The toroidal field coils will operate together, in effect, as a single
magnet: the most powerful magnet ever made.
They will generate a total magnetic energy of 41 gigajoules. ITER’s
magnetic field will be about 250,000 times stronger than that of the earth.
“The completion and delivery of the 19 ITER toroidal field coils is a
monumental achievement,” said Pietro Barabaschi, ITER Director-General. “We
congratulate the member governments, the ITER domestic agencies, the companies
involved, and the many individuals who dedicated countless hours to this
remarkable endeavour.”
The plant at ITER will produce about 500 megawatts of thermal power.
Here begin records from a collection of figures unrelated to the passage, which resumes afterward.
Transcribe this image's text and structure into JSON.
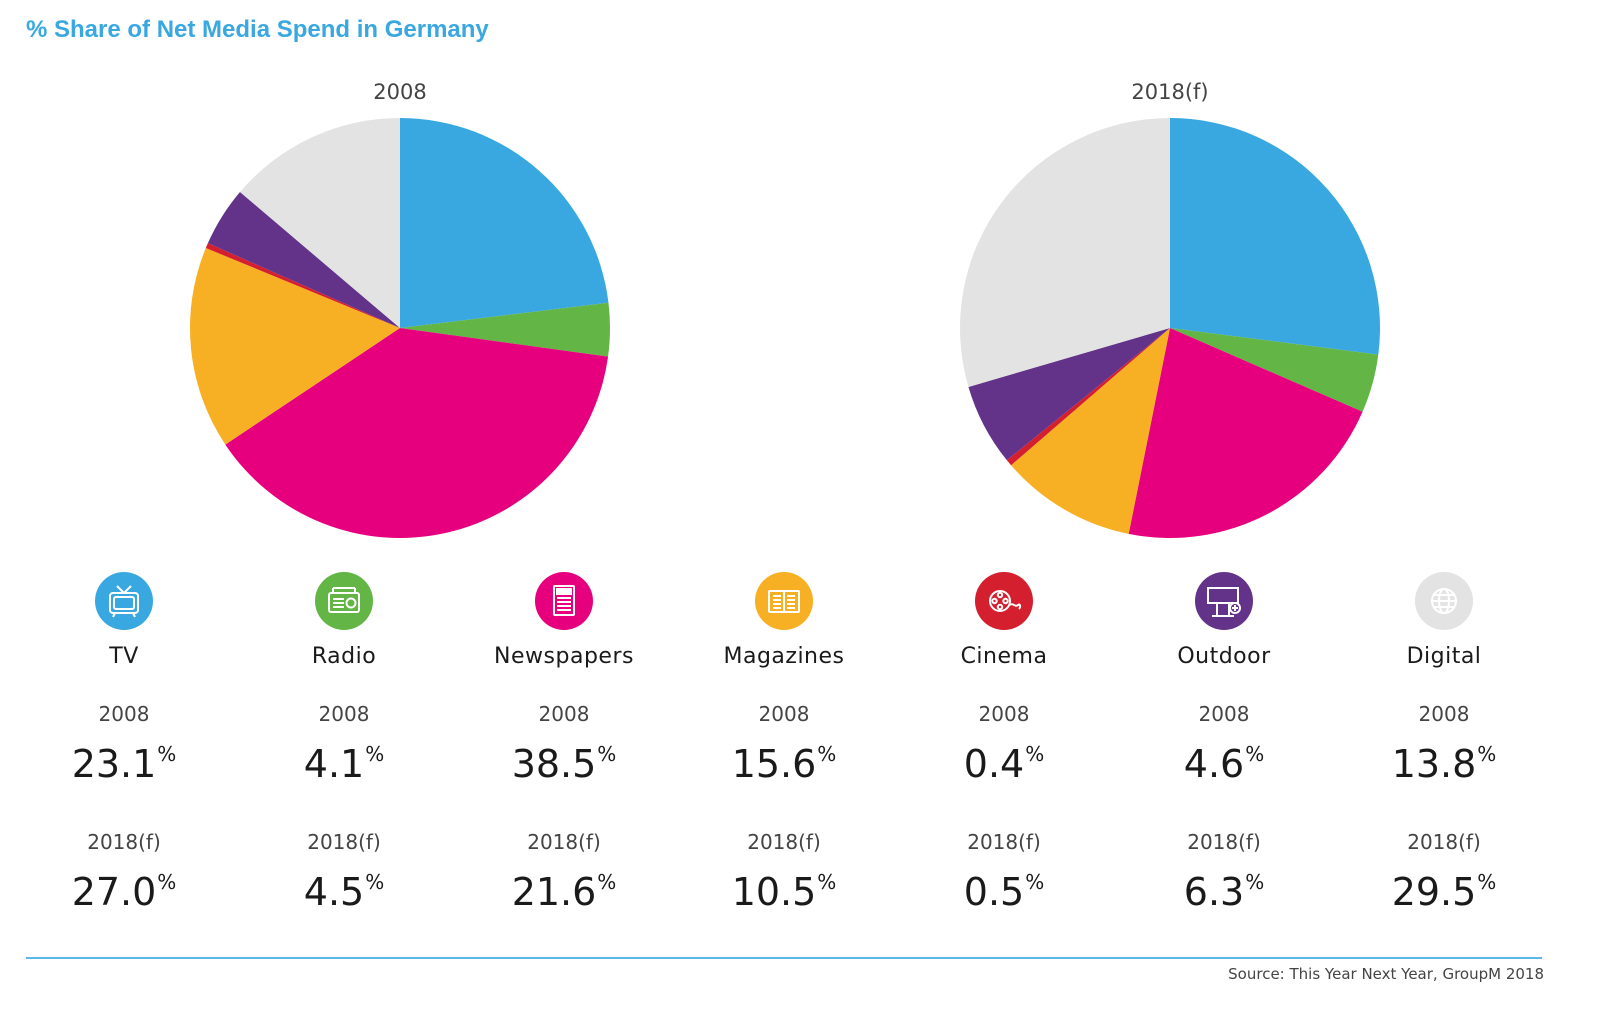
{
  "title": "% Share of Net Media Spend in Germany",
  "source": "Source: This Year Next Year, GroupM 2018",
  "colors": {
    "tv": "#3aa8e0",
    "radio": "#63b546",
    "newspapers": "#e6007e",
    "magazines": "#f7b024",
    "cinema": "#d41f2f",
    "outdoor": "#63338a",
    "digital": "#e3e3e3",
    "accent": "#3aa8e0"
  },
  "chart_data": [
    {
      "type": "pie",
      "title": "2008",
      "categories": [
        "TV",
        "Radio",
        "Newspapers",
        "Magazines",
        "Cinema",
        "Outdoor",
        "Digital"
      ],
      "values": [
        23.1,
        4.1,
        38.5,
        15.6,
        0.4,
        4.6,
        13.8
      ],
      "unit": "%"
    },
    {
      "type": "pie",
      "title": "2018(f)",
      "categories": [
        "TV",
        "Radio",
        "Newspapers",
        "Magazines",
        "Cinema",
        "Outdoor",
        "Digital"
      ],
      "values": [
        27.0,
        4.5,
        21.6,
        10.5,
        0.5,
        6.3,
        29.5
      ],
      "unit": "%"
    }
  ],
  "legend": {
    "year1_label": "2008",
    "year2_label": "2018(f)",
    "pct": "%",
    "items": [
      {
        "name": "TV",
        "icon": "tv-icon",
        "v2008": "23.1",
        "v2018": "27.0"
      },
      {
        "name": "Radio",
        "icon": "radio-icon",
        "v2008": "4.1",
        "v2018": "4.5"
      },
      {
        "name": "Newspapers",
        "icon": "newspaper-icon",
        "v2008": "38.5",
        "v2018": "21.6"
      },
      {
        "name": "Magazines",
        "icon": "magazine-icon",
        "v2008": "15.6",
        "v2018": "10.5"
      },
      {
        "name": "Cinema",
        "icon": "film-reel-icon",
        "v2008": "0.4",
        "v2018": "0.5"
      },
      {
        "name": "Outdoor",
        "icon": "billboard-icon",
        "v2008": "4.6",
        "v2018": "6.3"
      },
      {
        "name": "Digital",
        "icon": "globe-icon",
        "v2008": "13.8",
        "v2018": "29.5"
      }
    ]
  }
}
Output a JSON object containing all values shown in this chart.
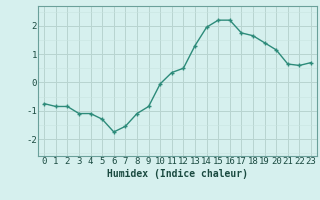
{
  "x": [
    0,
    1,
    2,
    3,
    4,
    5,
    6,
    7,
    8,
    9,
    10,
    11,
    12,
    13,
    14,
    15,
    16,
    17,
    18,
    19,
    20,
    21,
    22,
    23
  ],
  "y": [
    -0.75,
    -0.85,
    -0.85,
    -1.1,
    -1.1,
    -1.3,
    -1.75,
    -1.55,
    -1.1,
    -0.85,
    -0.05,
    0.35,
    0.5,
    1.3,
    1.95,
    2.2,
    2.2,
    1.75,
    1.65,
    1.4,
    1.15,
    0.65,
    0.6,
    0.7
  ],
  "line_color": "#2d8b7a",
  "marker": "+",
  "marker_size": 3.5,
  "bg_color": "#d6f0ee",
  "grid_major_color": "#b8d4d0",
  "grid_minor_color": "#c8e4e0",
  "xlabel": "Humidex (Indice chaleur)",
  "xlabel_fontsize": 7,
  "tick_fontsize": 6.5,
  "ylim": [
    -2.6,
    2.7
  ],
  "xlim": [
    -0.5,
    23.5
  ],
  "yticks": [
    -2,
    -1,
    0,
    1,
    2
  ],
  "xticks": [
    0,
    1,
    2,
    3,
    4,
    5,
    6,
    7,
    8,
    9,
    10,
    11,
    12,
    13,
    14,
    15,
    16,
    17,
    18,
    19,
    20,
    21,
    22,
    23
  ],
  "linewidth": 1.0,
  "marker_edge_width": 1.0
}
If
operated continuously and connected to the electric grid, that would translate
to about 200 megawatts of electric power, enough for about 200,000 homes.
A commercial fusion plant will be designed with a slightly larger plasma
chamber, for 10-15 times more electrical power. A 2,000 megawatt fusion power
plant, for example, would supply electricity for 2 million homes.
India contributes through the Gujarat-based Institute for Plasma
Research by manufacturing major components of the plasma chamber where the
fusion reactions are going to take place for the first time in 2025.
Fusion power plants are carbon-free; they release no CO2.